Ok

En poursuivant votre navigation sur ce site, vous acceptez l'utilisation de cookies. Ces derniers assurent le bon fonctionnement de nos services. En savoir plus.

Visions d'un autre monde

Les hasards de l'agenda, de conférences à suivre et à donner, de réunions et d'assemblées à tenir m'ont amené à labourer la moitié de l'Asie, de la Mongolie au nord de la Russie en particulier.
Loin, très loin de la canicule et de la sordide comédie que l'Allemagne a fait jouer à la Grèce pendant ces dernières semaines.
J'en ai tiré deux ou trois leçons réconfortantes. Rien d'original, mais autant de piqûres de rappel salutaires.
La première, c'est que le monde ne tourne pas qu'autour de l'Europe. Au milieu des steppes mongoles, pas de wifi ni de réseau téléphonique stable, pas de canicule, pas de combat inégal entre Tsipras et Merkel ni de match incertain Etats-Unis - Iran.
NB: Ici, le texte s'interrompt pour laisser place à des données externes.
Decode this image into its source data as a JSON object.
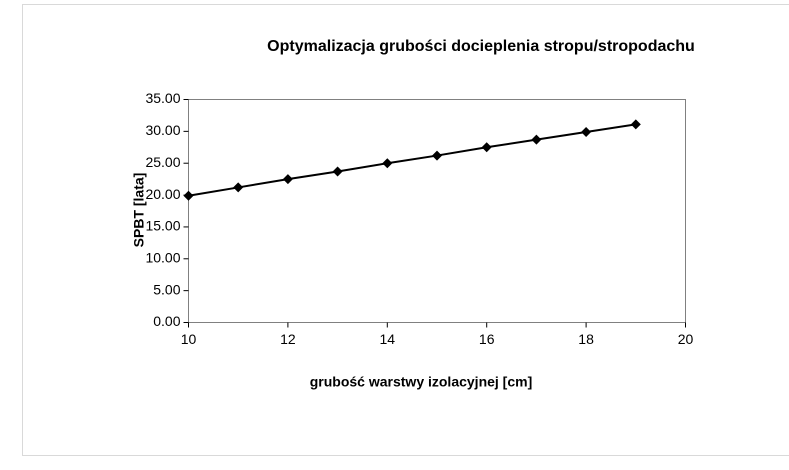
{
  "chart_data": {
    "type": "line",
    "title": "Optymalizacja grubości docieplenia stropu/stropodachu",
    "x_label": "grubość warstwy izolacyjnej [cm]",
    "y_label": "SPBT [lata]",
    "x": [
      10,
      11,
      12,
      13,
      14,
      15,
      16,
      17,
      18,
      19
    ],
    "series": [
      {
        "color": "#000000",
        "values": [
          19.9,
          21.2,
          22.5,
          23.7,
          25.0,
          26.2,
          27.5,
          28.7,
          29.9,
          31.1
        ]
      }
    ],
    "xlim": [
      10,
      20
    ],
    "xticks": [
      10,
      12,
      14,
      16,
      18,
      20
    ],
    "ylim": [
      0,
      35
    ],
    "yticks": [
      {
        "value": 0,
        "label": "0.00"
      },
      {
        "value": 5,
        "label": "5.00"
      },
      {
        "value": 10,
        "label": "10.00"
      },
      {
        "value": 15,
        "label": "15.00"
      },
      {
        "value": 20,
        "label": "20.00"
      },
      {
        "value": 25,
        "label": "25.00"
      },
      {
        "value": 30,
        "label": "30.00"
      },
      {
        "value": 35,
        "label": "35.00"
      }
    ],
    "grid": false,
    "marker": "diamond"
  }
}
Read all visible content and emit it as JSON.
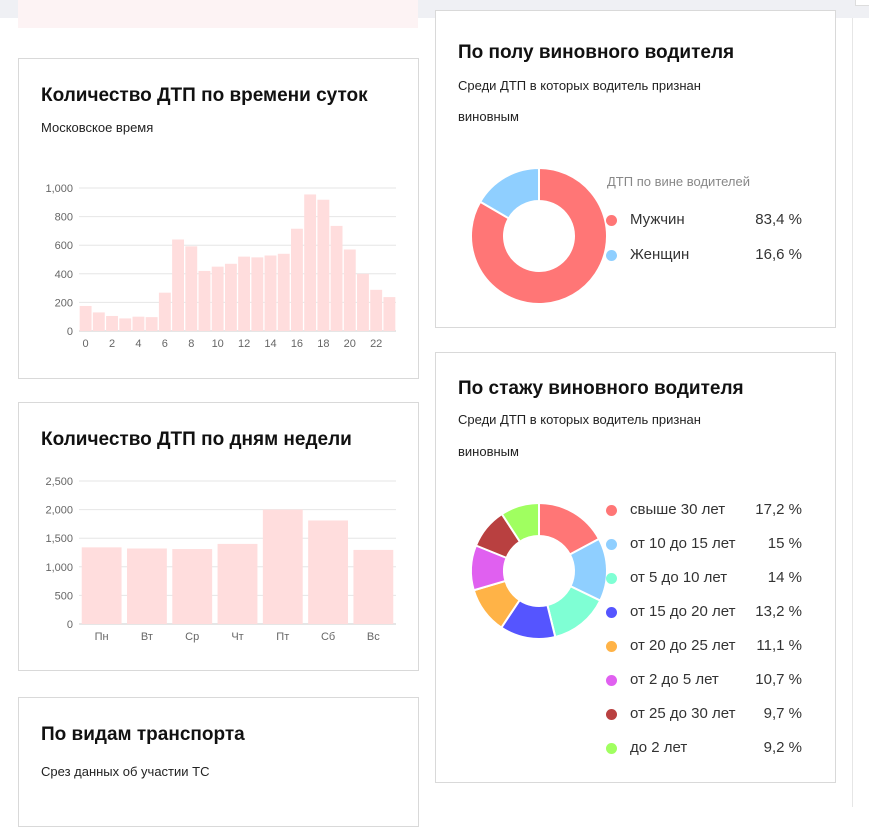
{
  "hourly_card": {
    "title": "Количество ДТП по времени суток",
    "subtitle": "Московское время"
  },
  "weekday_card": {
    "title": "Количество ДТП по дням недели"
  },
  "transport_card": {
    "title": "По видам транспорта",
    "subtitle": "Срез данных об участии ТС"
  },
  "gender_card": {
    "title": "По полу виновного водителя",
    "subtitle_line1": "Среди ДТП в которых водитель признан",
    "subtitle_line2": "виновным",
    "legend_title": "ДТП по вине водителей"
  },
  "experience_card": {
    "title": "По стажу виновного водителя",
    "subtitle_line1": "Среди ДТП в которых водитель признан",
    "subtitle_line2": "виновным"
  },
  "chart_data": [
    {
      "type": "bar",
      "name": "hourly",
      "categories": [
        "0",
        "1",
        "2",
        "3",
        "4",
        "5",
        "6",
        "7",
        "8",
        "9",
        "10",
        "11",
        "12",
        "13",
        "14",
        "15",
        "16",
        "17",
        "18",
        "19",
        "20",
        "21",
        "22",
        "23"
      ],
      "xtick_labels": [
        "0",
        "2",
        "4",
        "6",
        "8",
        "10",
        "12",
        "14",
        "16",
        "18",
        "20",
        "22"
      ],
      "values": [
        175,
        130,
        105,
        88,
        100,
        97,
        268,
        640,
        592,
        420,
        450,
        470,
        520,
        515,
        528,
        540,
        715,
        955,
        918,
        735,
        570,
        400,
        288,
        237
      ],
      "yticks": [
        "0",
        "200",
        "400",
        "600",
        "800",
        "1,000"
      ],
      "ytick_values": [
        0,
        200,
        400,
        600,
        800,
        1000
      ],
      "ylim": [
        0,
        1000
      ],
      "color": "#ffdddd"
    },
    {
      "type": "bar",
      "name": "weekday",
      "categories": [
        "Пн",
        "Вт",
        "Ср",
        "Чт",
        "Пт",
        "Сб",
        "Вс"
      ],
      "values": [
        1340,
        1320,
        1310,
        1400,
        2000,
        1810,
        1295
      ],
      "yticks": [
        "0",
        "500",
        "1,000",
        "1,500",
        "2,000",
        "2,500"
      ],
      "ytick_values": [
        0,
        500,
        1000,
        1500,
        2000,
        2500
      ],
      "ylim": [
        0,
        2500
      ],
      "color": "#ffdddd"
    },
    {
      "type": "pie",
      "name": "gender",
      "labels": [
        "Мужчин",
        "Женщин"
      ],
      "values": [
        83.4,
        16.6
      ],
      "value_labels": [
        "83,4 %",
        "16,6 %"
      ],
      "colors": [
        "#ff7676",
        "#8fcfff"
      ]
    },
    {
      "type": "pie",
      "name": "experience",
      "labels": [
        "свыше 30 лет",
        "от 10 до 15 лет",
        "от 5 до 10 лет",
        "от 15 до 20 лет",
        "от 20 до 25 лет",
        "от 2 до 5 лет",
        "от 25 до 30 лет",
        "до 2 лет"
      ],
      "values": [
        17.2,
        15,
        14,
        13.2,
        11.1,
        10.7,
        9.7,
        9.2
      ],
      "value_labels": [
        "17,2 %",
        "15 %",
        "14 %",
        "13,2 %",
        "11,1 %",
        "10,7 %",
        "9,7 %",
        "9,2 %"
      ],
      "colors": [
        "#ff7676",
        "#8fcfff",
        "#7fffd4",
        "#5555ff",
        "#ffb347",
        "#e060f0",
        "#b94040",
        "#a0ff60"
      ]
    }
  ]
}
La préoccupation du moment, c'est le manque de pluie, les rivières à sec, le bétail qui crève de soif et les touristes condamnés à se décrasser avec quelques gouttes d'eau minérale. Cela ramène les préoccupations autour du Grexit et de la survie de l'euro à de plus justes proportions et, vu de là-bas, ce qui fait la une de nos journaux se résume à un minable combat de coqs entre une chancelière armée jusqu'aux dents et un poulet déplumé.
Heureusement, la veille de mon départ, il a plu un peu et les Mongols étaient contents.
La deuxième, c'est que la nature existe encore. En Suisse, en Europe, pas un centimètre carré de terre qui n'ait été arpenté, défriché, cadastré, taxé. En Mongolie, pays de 3 millions d'habitants gros comme trois fois la France, et en Russie du Nord, l'espace et la nature dominent. Plus tout à fait vierges, mais presque. La Mongolie est sale parce que les Mongols n'ont pas encore intégré que le plastique ne se dégradait pas. La Russie, elle, est propre. Mais jamais aussi bien qu'au milieu de ces immenses paysages, on ne se sent aussi proche de la nature, comme à l'aube de l'humanité presque, parce que la main de l'homme n'y a encore commis aucun dégât irréversible.
Sentiment rare, qui ne saurait durer hélas.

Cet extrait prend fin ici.